Motorola PowerStack

The PowerStack was one of the Motorola Computer Group's entries into the personal computer (PC) market around the time the Microsoft Windows/Intel x86 juggernaut was stumbling with their mass market Windows 3.11 replacement. It's a compact, modular, efficient platform featuring IBM/Motorola's PowerPC CPUs as well as best-in-class contemporary interfaces like PCI and SCSI. A compute element could be stacked with other modular I/O and storage cases to expand its capabilities without having to rehome the computer in a larger chassis.

PowerStack

Unfortunately I only have the one compute chassis and it houses a slow PowerPC 603 processor. The biggest problem with the 603 was that its caches were too small to keep the CPU pipelines full. The 603e replacement was a considerably faster design.

PowerStacks also proved to be quite expensive, utilizing a number of more expensive laptop parts to keep it small, ECC RAM, and high-end buses like SCSI instead of the less efficient, budget-minded IDE interface popular on home computers.

I fully populated the RAM slots with the largest SIMMs I could find for it.
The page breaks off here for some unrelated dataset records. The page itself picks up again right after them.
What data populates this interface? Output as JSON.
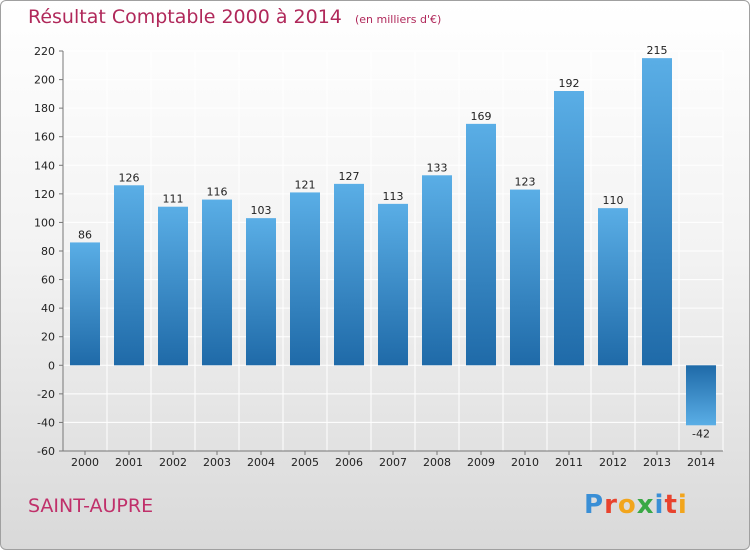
{
  "header": {
    "title": "Résultat Comptable 2000 à 2014",
    "unit": "(en milliers d'€)"
  },
  "footer": {
    "commune": "SAINT-AUPRE",
    "logo_letters": [
      "P",
      "r",
      "o",
      "x",
      "i",
      "t",
      "i"
    ],
    "logo_colors": [
      "#3a8fd6",
      "#e8432e",
      "#f2a51c",
      "#39a845",
      "#3a8fd6",
      "#e8432e",
      "#f2a51c"
    ]
  },
  "colors": {
    "bar_light": "#5aaee6",
    "bar_dark": "#1f6aa8",
    "title": "#b0285a",
    "grid": "#ffffff",
    "axis_text": "#222222"
  },
  "chart_data": {
    "type": "bar",
    "title": "Résultat Comptable 2000 à 2014",
    "subtitle": "(en milliers d'€)",
    "xlabel": "",
    "ylabel": "",
    "categories": [
      "2000",
      "2001",
      "2002",
      "2003",
      "2004",
      "2005",
      "2006",
      "2007",
      "2008",
      "2009",
      "2010",
      "2011",
      "2012",
      "2013",
      "2014"
    ],
    "values": [
      86,
      126,
      111,
      116,
      103,
      121,
      127,
      113,
      133,
      169,
      123,
      192,
      110,
      215,
      -42
    ],
    "labels": [
      "86",
      "126",
      "111",
      "116",
      "103",
      "121",
      "127",
      "113",
      "133",
      "169",
      "123",
      "192",
      "110",
      "215",
      "-42"
    ],
    "ylim": [
      -60,
      220
    ],
    "yticks": [
      -60,
      -40,
      -20,
      0,
      20,
      40,
      60,
      80,
      100,
      120,
      140,
      160,
      180,
      200,
      220
    ],
    "ytick_labels": [
      "-60",
      "-40",
      "-20",
      "0",
      "20",
      "40",
      "60",
      "80",
      "100",
      "120",
      "140",
      "160",
      "180",
      "200",
      "220"
    ],
    "grid": true,
    "legend": "none"
  }
}
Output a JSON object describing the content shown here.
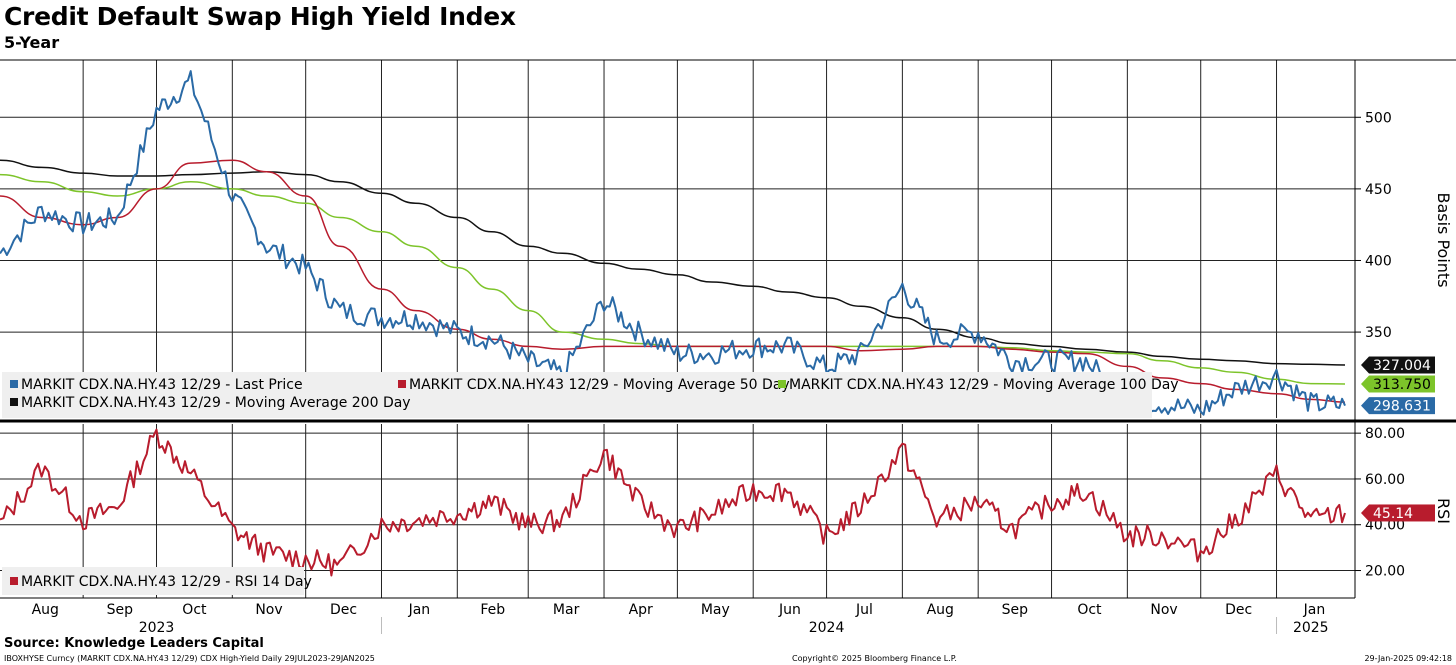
{
  "title": "Credit Default Swap High Yield Index",
  "subtitle": "5-Year",
  "source": "Source: Knowledge Leaders Capital",
  "footer": {
    "ticker": "IBOXHYSE Curncy (MARKIT CDX.NA.HY.43 12/29) CDX High-Yield  Daily 29JUL2023-29JAN2025",
    "copyright": "Copyright© 2025 Bloomberg Finance L.P.",
    "timestamp": "29-Jan-2025 09:42:18"
  },
  "colors": {
    "last_price": "#2a6aa6",
    "ma50": "#b81c2d",
    "ma100": "#7dc42a",
    "ma200": "#111111",
    "rsi": "#b81c2d",
    "grid": "#222222"
  },
  "chart_data": [
    {
      "type": "line",
      "ylabel": "Basis Points",
      "ylim": [
        290,
        540
      ],
      "yticks": [
        350,
        400,
        450,
        500
      ],
      "grid": true,
      "legend_position": "bottom-left",
      "x_months": [
        "Aug",
        "Sep",
        "Oct",
        "Nov",
        "Dec",
        "Jan",
        "Feb",
        "Mar",
        "Apr",
        "May",
        "Jun",
        "Jul",
        "Aug",
        "Sep",
        "Oct",
        "Nov",
        "Dec",
        "Jan"
      ],
      "x_years": [
        "2023",
        "2024",
        "2025"
      ],
      "x": [
        "2023-07-29",
        "2023-08-15",
        "2023-09-01",
        "2023-09-15",
        "2023-10-01",
        "2023-10-15",
        "2023-11-01",
        "2023-11-15",
        "2023-12-01",
        "2023-12-15",
        "2024-01-01",
        "2024-01-15",
        "2024-02-01",
        "2024-02-15",
        "2024-03-01",
        "2024-03-15",
        "2024-04-01",
        "2024-04-15",
        "2024-05-01",
        "2024-05-15",
        "2024-06-01",
        "2024-06-15",
        "2024-07-01",
        "2024-07-15",
        "2024-08-01",
        "2024-08-15",
        "2024-09-01",
        "2024-09-15",
        "2024-10-01",
        "2024-10-15",
        "2024-11-01",
        "2024-11-15",
        "2024-12-01",
        "2024-12-15",
        "2025-01-01",
        "2025-01-15",
        "2025-01-29"
      ],
      "series": [
        {
          "name": "MARKIT CDX.NA.HY.43 12/29 - Last Price",
          "color": "#2a6aa6",
          "values": [
            405,
            435,
            425,
            430,
            505,
            525,
            445,
            410,
            395,
            365,
            360,
            360,
            350,
            345,
            330,
            320,
            372,
            350,
            335,
            335,
            340,
            340,
            325,
            335,
            382,
            345,
            350,
            330,
            330,
            330,
            303,
            300,
            295,
            310,
            320,
            300,
            298.631
          ]
        },
        {
          "name": "MARKIT CDX.NA.HY.43 12/29 - Moving Average 50 Day",
          "color": "#b81c2d",
          "values": [
            445,
            430,
            425,
            430,
            450,
            468,
            470,
            462,
            445,
            410,
            380,
            365,
            352,
            345,
            340,
            338,
            340,
            340,
            340,
            340,
            340,
            340,
            340,
            337,
            338,
            340,
            340,
            338,
            336,
            335,
            326,
            318,
            314,
            310,
            307,
            303,
            301
          ]
        },
        {
          "name": "MARKIT CDX.NA.HY.43 12/29 - Moving Average 100 Day",
          "color": "#7dc42a",
          "values": [
            460,
            455,
            448,
            445,
            450,
            455,
            450,
            445,
            440,
            430,
            420,
            410,
            395,
            380,
            365,
            350,
            345,
            342,
            340,
            340,
            340,
            340,
            340,
            340,
            340,
            340,
            340,
            339,
            337,
            336,
            335,
            330,
            325,
            322,
            317,
            314,
            313.75
          ]
        },
        {
          "name": "MARKIT CDX.NA.HY.43 12/29 - Moving Average 200 Day",
          "color": "#111111",
          "values": [
            470,
            465,
            461,
            459,
            459,
            460,
            461,
            462,
            460,
            455,
            447,
            440,
            430,
            420,
            410,
            405,
            398,
            394,
            390,
            385,
            382,
            378,
            374,
            368,
            360,
            352,
            346,
            342,
            340,
            338,
            336,
            333,
            331,
            330,
            328,
            327.5,
            327.004
          ]
        }
      ],
      "last_labels": [
        {
          "series": 3,
          "text": "327.004"
        },
        {
          "series": 2,
          "text": "313.750"
        },
        {
          "series": 0,
          "text": "298.631"
        }
      ]
    },
    {
      "type": "line",
      "ylabel": "RSI",
      "ylim": [
        8,
        84
      ],
      "yticks": [
        20,
        40,
        60,
        80
      ],
      "ytick_labels": [
        "20.00",
        "40.00",
        "60.00",
        "80.00"
      ],
      "grid": true,
      "legend_position": "bottom-left",
      "x": [
        "2023-07-29",
        "2023-08-15",
        "2023-09-01",
        "2023-09-15",
        "2023-10-01",
        "2023-10-15",
        "2023-11-01",
        "2023-11-15",
        "2023-12-01",
        "2023-12-15",
        "2024-01-01",
        "2024-01-15",
        "2024-02-01",
        "2024-02-15",
        "2024-03-01",
        "2024-03-15",
        "2024-04-01",
        "2024-04-15",
        "2024-05-01",
        "2024-05-15",
        "2024-06-01",
        "2024-06-15",
        "2024-07-01",
        "2024-07-15",
        "2024-08-01",
        "2024-08-15",
        "2024-09-01",
        "2024-09-15",
        "2024-10-01",
        "2024-10-15",
        "2024-11-01",
        "2024-11-15",
        "2024-12-01",
        "2024-12-15",
        "2025-01-01",
        "2025-01-15",
        "2025-01-29"
      ],
      "series": [
        {
          "name": "MARKIT CDX.NA.HY.43 12/29 - RSI 14 Day",
          "color": "#b81c2d",
          "values": [
            40,
            65,
            42,
            48,
            80,
            62,
            38,
            28,
            25,
            22,
            40,
            42,
            45,
            50,
            40,
            42,
            72,
            50,
            38,
            45,
            55,
            55,
            35,
            48,
            73,
            42,
            50,
            38,
            50,
            55,
            35,
            35,
            28,
            42,
            62,
            42,
            45.14
          ]
        }
      ],
      "last_labels": [
        {
          "series": 0,
          "text": "45.14"
        }
      ]
    }
  ]
}
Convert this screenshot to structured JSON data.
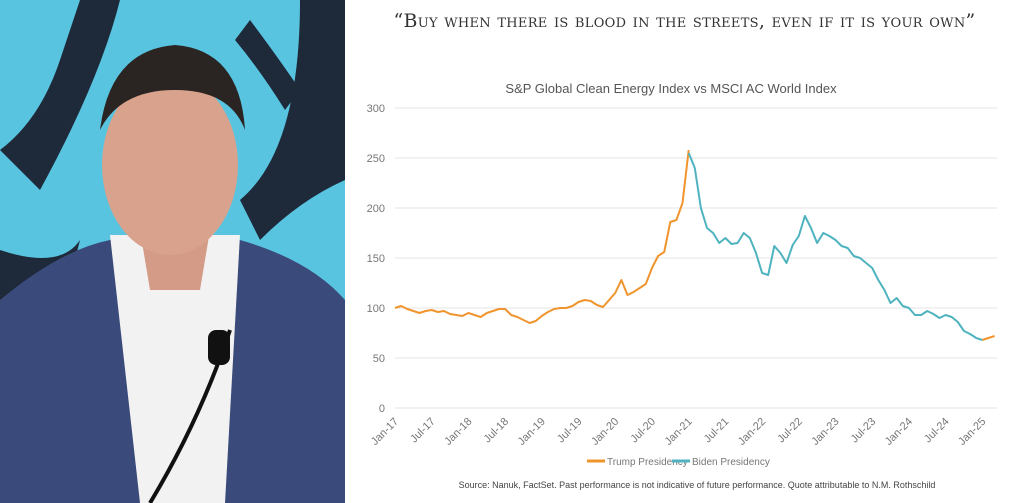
{
  "slide": {
    "quote": "“Buy when there is blood in the streets, even if it is your own”",
    "source": "Source:  Nanuk, FactSet. Past performance is not indicative of future performance.  Quote attributable to N.M. Rothschild"
  },
  "chart_data": {
    "type": "line",
    "title": "S&P Global Clean Energy Index vs MSCI AC World Index",
    "xlabel": "",
    "ylabel": "",
    "ylim": [
      0,
      300
    ],
    "yticks": [
      0,
      50,
      100,
      150,
      200,
      250,
      300
    ],
    "xticks": [
      "Jan-17",
      "Jul-17",
      "Jan-18",
      "Jul-18",
      "Jan-19",
      "Jul-19",
      "Jan-20",
      "Jul-20",
      "Jan-21",
      "Jul-21",
      "Jan-22",
      "Jul-22",
      "Jan-23",
      "Jul-23",
      "Jan-24",
      "Jul-24",
      "Jan-25"
    ],
    "grid": true,
    "legend_position": "bottom",
    "colors": {
      "Trump Presidency": "#f0952e",
      "Biden Presidency": "#4fb3bf"
    },
    "series": [
      {
        "name": "Trump Presidency",
        "points": [
          [
            "2017-01",
            100
          ],
          [
            "2017-02",
            102
          ],
          [
            "2017-03",
            99
          ],
          [
            "2017-04",
            97
          ],
          [
            "2017-05",
            95
          ],
          [
            "2017-06",
            97
          ],
          [
            "2017-07",
            98
          ],
          [
            "2017-08",
            96
          ],
          [
            "2017-09",
            97
          ],
          [
            "2017-10",
            94
          ],
          [
            "2017-11",
            93
          ],
          [
            "2017-12",
            92
          ],
          [
            "2018-01",
            95
          ],
          [
            "2018-02",
            93
          ],
          [
            "2018-03",
            91
          ],
          [
            "2018-04",
            95
          ],
          [
            "2018-05",
            97
          ],
          [
            "2018-06",
            99
          ],
          [
            "2018-07",
            99
          ],
          [
            "2018-08",
            93
          ],
          [
            "2018-09",
            91
          ],
          [
            "2018-10",
            88
          ],
          [
            "2018-11",
            85
          ],
          [
            "2018-12",
            87
          ],
          [
            "2019-01",
            92
          ],
          [
            "2019-02",
            96
          ],
          [
            "2019-03",
            99
          ],
          [
            "2019-04",
            100
          ],
          [
            "2019-05",
            100
          ],
          [
            "2019-06",
            102
          ],
          [
            "2019-07",
            106
          ],
          [
            "2019-08",
            108
          ],
          [
            "2019-09",
            107
          ],
          [
            "2019-10",
            103
          ],
          [
            "2019-11",
            101
          ],
          [
            "2019-12",
            108
          ],
          [
            "2020-01",
            115
          ],
          [
            "2020-02",
            128
          ],
          [
            "2020-03",
            113
          ],
          [
            "2020-04",
            116
          ],
          [
            "2020-05",
            120
          ],
          [
            "2020-06",
            124
          ],
          [
            "2020-07",
            140
          ],
          [
            "2020-08",
            152
          ],
          [
            "2020-09",
            156
          ],
          [
            "2020-10",
            186
          ],
          [
            "2020-11",
            188
          ],
          [
            "2020-12",
            205
          ],
          [
            "2021-01",
            258
          ]
        ]
      },
      {
        "name": "Biden Presidency",
        "points": [
          [
            "2021-01",
            255
          ],
          [
            "2021-02",
            240
          ],
          [
            "2021-03",
            200
          ],
          [
            "2021-04",
            180
          ],
          [
            "2021-05",
            175
          ],
          [
            "2021-06",
            165
          ],
          [
            "2021-07",
            170
          ],
          [
            "2021-08",
            164
          ],
          [
            "2021-09",
            165
          ],
          [
            "2021-10",
            175
          ],
          [
            "2021-11",
            170
          ],
          [
            "2021-12",
            155
          ],
          [
            "2022-01",
            135
          ],
          [
            "2022-02",
            133
          ],
          [
            "2022-03",
            162
          ],
          [
            "2022-04",
            155
          ],
          [
            "2022-05",
            145
          ],
          [
            "2022-06",
            163
          ],
          [
            "2022-07",
            172
          ],
          [
            "2022-08",
            192
          ],
          [
            "2022-09",
            180
          ],
          [
            "2022-10",
            165
          ],
          [
            "2022-11",
            175
          ],
          [
            "2022-12",
            172
          ],
          [
            "2023-01",
            168
          ],
          [
            "2023-02",
            162
          ],
          [
            "2023-03",
            160
          ],
          [
            "2023-04",
            152
          ],
          [
            "2023-05",
            150
          ],
          [
            "2023-06",
            145
          ],
          [
            "2023-07",
            140
          ],
          [
            "2023-08",
            128
          ],
          [
            "2023-09",
            118
          ],
          [
            "2023-10",
            105
          ],
          [
            "2023-11",
            110
          ],
          [
            "2023-12",
            102
          ],
          [
            "2024-01",
            100
          ],
          [
            "2024-02",
            93
          ],
          [
            "2024-03",
            93
          ],
          [
            "2024-04",
            97
          ],
          [
            "2024-05",
            94
          ],
          [
            "2024-06",
            90
          ],
          [
            "2024-07",
            93
          ],
          [
            "2024-08",
            91
          ],
          [
            "2024-09",
            86
          ],
          [
            "2024-10",
            77
          ],
          [
            "2024-11",
            74
          ],
          [
            "2024-12",
            70
          ],
          [
            "2025-01",
            68
          ]
        ]
      },
      {
        "name": "Trump Presidency",
        "points": [
          [
            "2025-01",
            68
          ],
          [
            "2025-02",
            70
          ],
          [
            "2025-03",
            72
          ]
        ]
      }
    ]
  }
}
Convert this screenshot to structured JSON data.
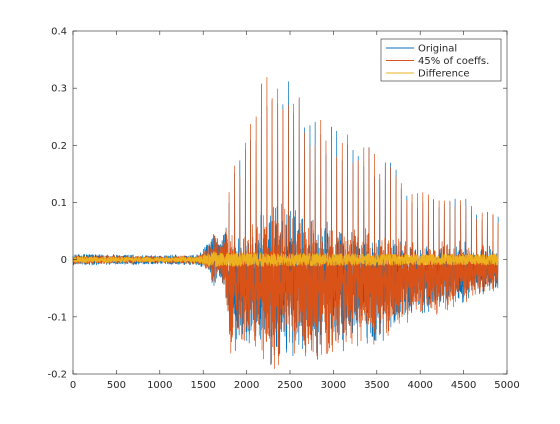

The original fans on the PSU were extremely noisy. I managed to replace them with much quieter 80mm case fans. Cooling the 67 MHz PowerPC 603 wasn't an issue as it ran vastly cooler than contemporary Intel products — it needed neither fan nor heatsink. Installing Linux via the PowerPC Reference Platform (PReP) firmware was a snap thanks to community support for the PReP platform. I never connected a monitor or keyboard to it since Linux and the boot firmware provided full access to the essentials via the first serial port, just like a professional computer system.